Pre-season ratings have been posted for the upcoming season. When I first started doing these before the 2011 season, I thought I was pretty awesome. It was kind of a big deal to get every team’s lineup data, mix in some limited recruiting info, and produce a rating that wasn’t laughably horrible. But then Hanner came along with his lineup-based approach and TeamRankings did something that is probably fairly sophisticated, and my preseason ratings became the simplest algorithm possible without being a complete joke.

The system is largely the same as in recent seasons. It independently predicts a team’s adjusted offensive and defensive efficiency. As a reminder, it uses information split into two categories:

Base level of the program. This takes into account the last five seasons of data for the same unit (offense for predicting offense) and the last season for the opposite unit (defense for predicting offense). It also includes data for how much money the program has spent on men’s basketball for the last three seasons. The bulk of this component is determined by the most recent season’s performance of the unit.

You can make a decent predictive system just by knowing what is normal for a program. If we were predicting the Big 12 standings in 2025 (assuming the conference exists), it would bereasonably safe to say that Kansas will have a winning record and TCU will have a losing record. We can say that with some confidence even though some of the players on those rosters haven’t picked up a basketball yet.

Personnel. This component handles who’s coming back from last season’s team and which impact recruits are being added to the roster. More impact is given to returning players from earlier classes. And minutes played by those with a high-efficiency/high-usage profile are particularly important. Recruits in the RSCI top 100 have some influence here as well, although most of the influence is in the top 50.

The goal here is really to get each conference’s pecking order correct and to predict end-of-season ratings. To that extent, if a player is expected to be available by late-January or so, he’s included in the personnel calculations. This applies to Louisville’s Chane Behanan and Florida’s Chris Walker, while Georgetown’s Greg Whittington is not included although he may well see action later in the season.

You can find additional discussion in last season’s piece

Now let’s get to the question a lot of people will be asking.

Why is [state your favorite team] rated lower than it should be?

It’s because one or both of the components is missing something. Perhaps recent seasons are not representative of your team’s normal level. The personnel component doesn’t consider transfers or recruits outside the top 100. It does have knowledge of players that played two seasons ago but missed last season, but that is a small influence.
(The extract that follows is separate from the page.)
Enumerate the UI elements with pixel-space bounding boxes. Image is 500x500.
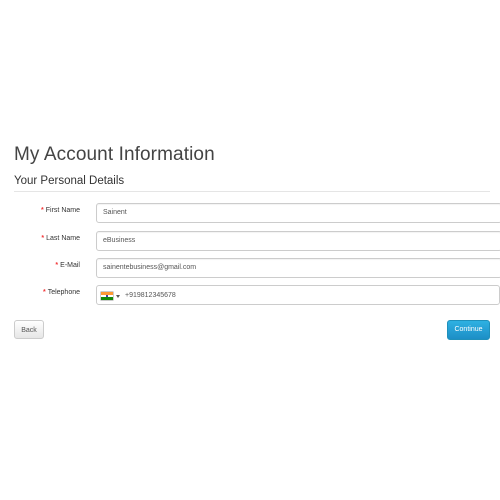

So if your team has players that the personnel component can’t see (transfers, junior college players, and non top-100 recruits for mid-majors), then it’s possible your team is underrated. Keep in mind, though, that the first component handles some of this. It effectively sets a “replacement level” for new players on the roster that aren’t accounted for in the personnel component.

The system doesn’t think as highly of freshmen as AP voters will and it likes good teams that return a lot of players. Hence Oklahoma State, Iowa, UConn, Creighton, and Stanford are ranked higher than the humans and Kentucky, Kansas, and Arizona are ranked lower. (Hey, the Fab Five were ranked #20 in the preseason by the humans, so leave me alone.) Andrew Wiggins and Julius Randle are not your typical first- and second-ranked recruits, so perhaps I could have made some subjective adjustments here, but I chose not to.

Last season, the system managed to hold its own against others, with a mean absolute error of about 2.14 on predicting conference wins. It had some good calls and some bad ones, some of which were discussed in the linked piece. Refer to your local message board archives for additional details.

It’s worth mentioning that at the end of the season, any conference’s standings will not look like what is currently predicted. Meaning, it’s obviously going to take more than 12 wins to win the Big East or 13 to win the Big Ten. But the top teams in those conferences are similar enough that a reasonable expectation for the win total of each of those teams can not be very high.